Après trois ans de pouvoir, après avoir conduit des réformes controversées comme celles de l’assurance chômage, traversé plusieurs crises, comme celle des manifestants Gilets jaunes ou la crise sanitaire du Covid-19, Emmanuel Macron avait annoncé un nouveau souffle, une nouvelle orientation, un besoin, selon ses mots de « se réinventer », alors qu’il n’est pas très populaire et que le pays se prépare à subir un fort contrecoup économique du fait de la pandémie.

 

« J’ai ma part de maladresse. J’ai parfois considéré qu’il fallait aller vite sur certaines réformes. Cela ne peut marcher que par le dialogue. J’ai beaucoup d’ambition pour notre pays. J’ai parfois donné le sentiment de vouloir faire les réformes contre les gens », a-t-il déclaré dans un entretien publié vendredi dans la presse régionale.

 

– « Nouveau chemin » –

Pour autant « le cap sur lequel je me suis engagé en 2017 reste vrai », a-t-il réaffirmé.
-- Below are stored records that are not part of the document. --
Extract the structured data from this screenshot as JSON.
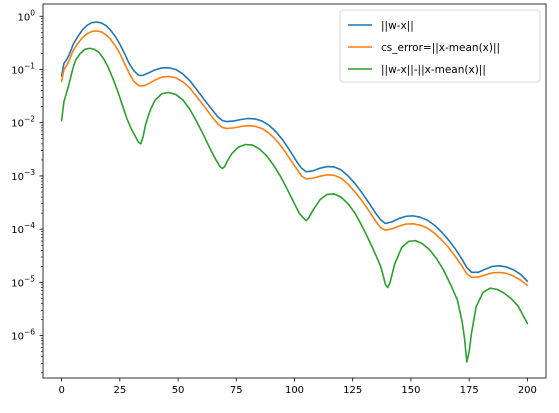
{
  "chart_data": {
    "type": "line",
    "title": "",
    "xlabel": "",
    "ylabel": "",
    "xlim": [
      -8,
      208
    ],
    "ylim": [
      1.6e-07,
      1.7
    ],
    "yscale": "log",
    "xticks": [
      0,
      25,
      50,
      75,
      100,
      125,
      150,
      175,
      200
    ],
    "xtick_labels": [
      "0",
      "25",
      "50",
      "75",
      "100",
      "125",
      "150",
      "175",
      "200"
    ],
    "yticks": [
      1e-06,
      1e-05,
      0.0001,
      0.001,
      0.01,
      0.1,
      1
    ],
    "ytick_labels": [
      {
        "base": "10",
        "exp": "−6"
      },
      {
        "base": "10",
        "exp": "−5"
      },
      {
        "base": "10",
        "exp": "−4"
      },
      {
        "base": "10",
        "exp": "−3"
      },
      {
        "base": "10",
        "exp": "−2"
      },
      {
        "base": "10",
        "exp": "−1"
      },
      {
        "base": "10",
        "exp": "0"
      }
    ],
    "grid": false,
    "legend_position": "top-right",
    "series": [
      {
        "name": "||w-x||",
        "color": "#1f77b4",
        "x": [
          0,
          1,
          2,
          3,
          4,
          5,
          7,
          9,
          11,
          13,
          15,
          17,
          19,
          21,
          23,
          25,
          27,
          29,
          31,
          33,
          34,
          35,
          37,
          40,
          43,
          46,
          49,
          52,
          55,
          58,
          61,
          64,
          67,
          69,
          71,
          74,
          77,
          80,
          83,
          86,
          89,
          92,
          95,
          98,
          101,
          103,
          105,
          108,
          111,
          114,
          117,
          120,
          123,
          126,
          129,
          132,
          135,
          137,
          139,
          142,
          145,
          148,
          151,
          154,
          157,
          160,
          163,
          166,
          169,
          172,
          174,
          176,
          179,
          182,
          185,
          188,
          191,
          194,
          197,
          200
        ],
        "y": [
          0.075,
          0.13,
          0.15,
          0.18,
          0.23,
          0.3,
          0.42,
          0.56,
          0.68,
          0.76,
          0.78,
          0.75,
          0.67,
          0.55,
          0.42,
          0.3,
          0.2,
          0.13,
          0.095,
          0.078,
          0.077,
          0.078,
          0.085,
          0.098,
          0.107,
          0.108,
          0.1,
          0.083,
          0.062,
          0.042,
          0.028,
          0.019,
          0.013,
          0.011,
          0.0105,
          0.0108,
          0.0115,
          0.012,
          0.0118,
          0.0108,
          0.009,
          0.0068,
          0.0047,
          0.003,
          0.00185,
          0.0014,
          0.0012,
          0.00125,
          0.0014,
          0.0015,
          0.00148,
          0.0013,
          0.001,
          0.00072,
          0.00048,
          0.00031,
          0.000195,
          0.00015,
          0.000128,
          0.000138,
          0.00016,
          0.000175,
          0.000178,
          0.000168,
          0.000148,
          0.00012,
          9e-05,
          6.4e-05,
          4.3e-05,
          2.7e-05,
          1.9e-05,
          1.55e-05,
          1.55e-05,
          1.78e-05,
          2e-05,
          2.05e-05,
          1.95e-05,
          1.73e-05,
          1.43e-05,
          1.05e-05
        ]
      },
      {
        "name": "cs_error=||x-mean(x)||",
        "color": "#ff7f0e",
        "x": [
          0,
          1,
          2,
          3,
          4,
          5,
          7,
          9,
          11,
          13,
          15,
          17,
          19,
          21,
          23,
          25,
          27,
          29,
          31,
          33,
          35,
          37,
          40,
          43,
          46,
          49,
          52,
          55,
          58,
          61,
          64,
          67,
          69,
          71,
          74,
          77,
          80,
          83,
          86,
          89,
          92,
          95,
          98,
          101,
          103,
          105,
          108,
          111,
          114,
          117,
          120,
          123,
          126,
          129,
          132,
          135,
          137,
          139,
          142,
          145,
          148,
          151,
          154,
          157,
          160,
          163,
          166,
          169,
          172,
          174,
          176,
          179,
          182,
          185,
          188,
          191,
          194,
          197,
          200
        ],
        "y": [
          0.06,
          0.1,
          0.115,
          0.14,
          0.18,
          0.23,
          0.31,
          0.4,
          0.47,
          0.52,
          0.53,
          0.51,
          0.45,
          0.37,
          0.28,
          0.2,
          0.13,
          0.085,
          0.06,
          0.05,
          0.049,
          0.053,
          0.063,
          0.072,
          0.074,
          0.07,
          0.059,
          0.045,
          0.031,
          0.021,
          0.014,
          0.0095,
          0.0081,
          0.0078,
          0.008,
          0.0085,
          0.0088,
          0.0086,
          0.0078,
          0.0064,
          0.0048,
          0.0033,
          0.0021,
          0.00135,
          0.001,
          0.00088,
          0.00091,
          0.00099,
          0.00105,
          0.00103,
          0.00091,
          0.0007,
          0.0005,
          0.00034,
          0.00022,
          0.000138,
          0.000107,
          9.6e-05,
          0.000102,
          0.000115,
          0.000125,
          0.000126,
          0.000119,
          0.000105,
          8.5e-05,
          6.4e-05,
          4.6e-05,
          3.1e-05,
          2e-05,
          1.45e-05,
          1.25e-05,
          1.26e-05,
          1.39e-05,
          1.51e-05,
          1.54e-05,
          1.48e-05,
          1.32e-05,
          1.11e-05,
          8.8e-06
        ]
      },
      {
        "name": "||w-x||-||x-mean(x)||",
        "color": "#2ca02c",
        "x": [
          0,
          1,
          2,
          3,
          4,
          5,
          6,
          8,
          10,
          12,
          14,
          16,
          18,
          20,
          22,
          24,
          26,
          28,
          30,
          32,
          33,
          34,
          35,
          36,
          38,
          40,
          43,
          46,
          49,
          52,
          55,
          58,
          61,
          64,
          66,
          68,
          69,
          70,
          71,
          73,
          76,
          79,
          82,
          85,
          88,
          91,
          94,
          97,
          100,
          102,
          104,
          105,
          106,
          108,
          111,
          114,
          117,
          120,
          123,
          126,
          129,
          132,
          135,
          137,
          138,
          139,
          140,
          141,
          143,
          146,
          149,
          152,
          155,
          158,
          161,
          164,
          167,
          170,
          172,
          173,
          174,
          175,
          176,
          178,
          181,
          184,
          187,
          190,
          193,
          196,
          200
        ],
        "y": [
          0.011,
          0.025,
          0.035,
          0.05,
          0.075,
          0.11,
          0.15,
          0.2,
          0.24,
          0.25,
          0.24,
          0.21,
          0.16,
          0.11,
          0.068,
          0.04,
          0.022,
          0.012,
          0.0075,
          0.0052,
          0.0043,
          0.004,
          0.0055,
          0.009,
          0.017,
          0.026,
          0.035,
          0.037,
          0.034,
          0.027,
          0.018,
          0.0105,
          0.0058,
          0.0031,
          0.0021,
          0.0015,
          0.00138,
          0.0015,
          0.00185,
          0.0026,
          0.0035,
          0.0039,
          0.0038,
          0.0032,
          0.0024,
          0.0016,
          0.00098,
          0.00055,
          0.0003,
          0.0002,
          0.00016,
          0.000145,
          0.00016,
          0.00023,
          0.00036,
          0.00045,
          0.00046,
          0.0004,
          0.0003,
          0.0002,
          0.000115,
          6.2e-05,
          3.2e-05,
          2e-05,
          1.4e-05,
          9.2e-06,
          8e-06,
          9.8e-06,
          2.2e-05,
          4.5e-05,
          5.9e-05,
          6.1e-05,
          5.3e-05,
          4.1e-05,
          2.8e-05,
          1.7e-05,
          9.2e-06,
          4.6e-06,
          1.8e-06,
          9e-07,
          3.2e-07,
          5e-07,
          1.1e-06,
          3.5e-06,
          6.5e-06,
          7.8e-06,
          7.4e-06,
          6.3e-06,
          5e-06,
          3.6e-06,
          1.7e-06
        ]
      }
    ]
  }
}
Le prochain gouvernement sera chargé d’appliquer le « nouveau chemin » qu’Emmanuel Macron a commencé à dessiner, avec une priorité sur la politique de santé, le grand âge et un plan pour la jeunesse.

 

Même s’il s’en défend, ce remaniement permettra aussi à Emmanuel Macron de garder en ligne de mire et éventuellement se positionner pour la prochaine élection présidentielle en 2022.

 

Le changement d’équipe intervient dans la foulée du deuxième tour des élections municipales dimanche 28 juin, marqué par une forte abstention, un revers pour le parti présidentiel La République en marche et une poussée écologiste dans les centres urbains.

 

Pour ce « gouvernement de combat », « nous aurons peu de priorités : la relance de l’économie, la poursuite de la refondation de notre protection sociale et de l’environnement, le rétablissement d’un ordre républicain juste, la défense de la souveraineté européenne », a déclaré le président à la presse régionale, estimant qu’il fallait « de nouveaux visages », de « nouveaux talents », « des personnalités venues d’horizons différents ».

 

« Le choix des hommes et des femmes est important mais les ambitions pour le pays sont plus grandes que nous », a-t-il assuré.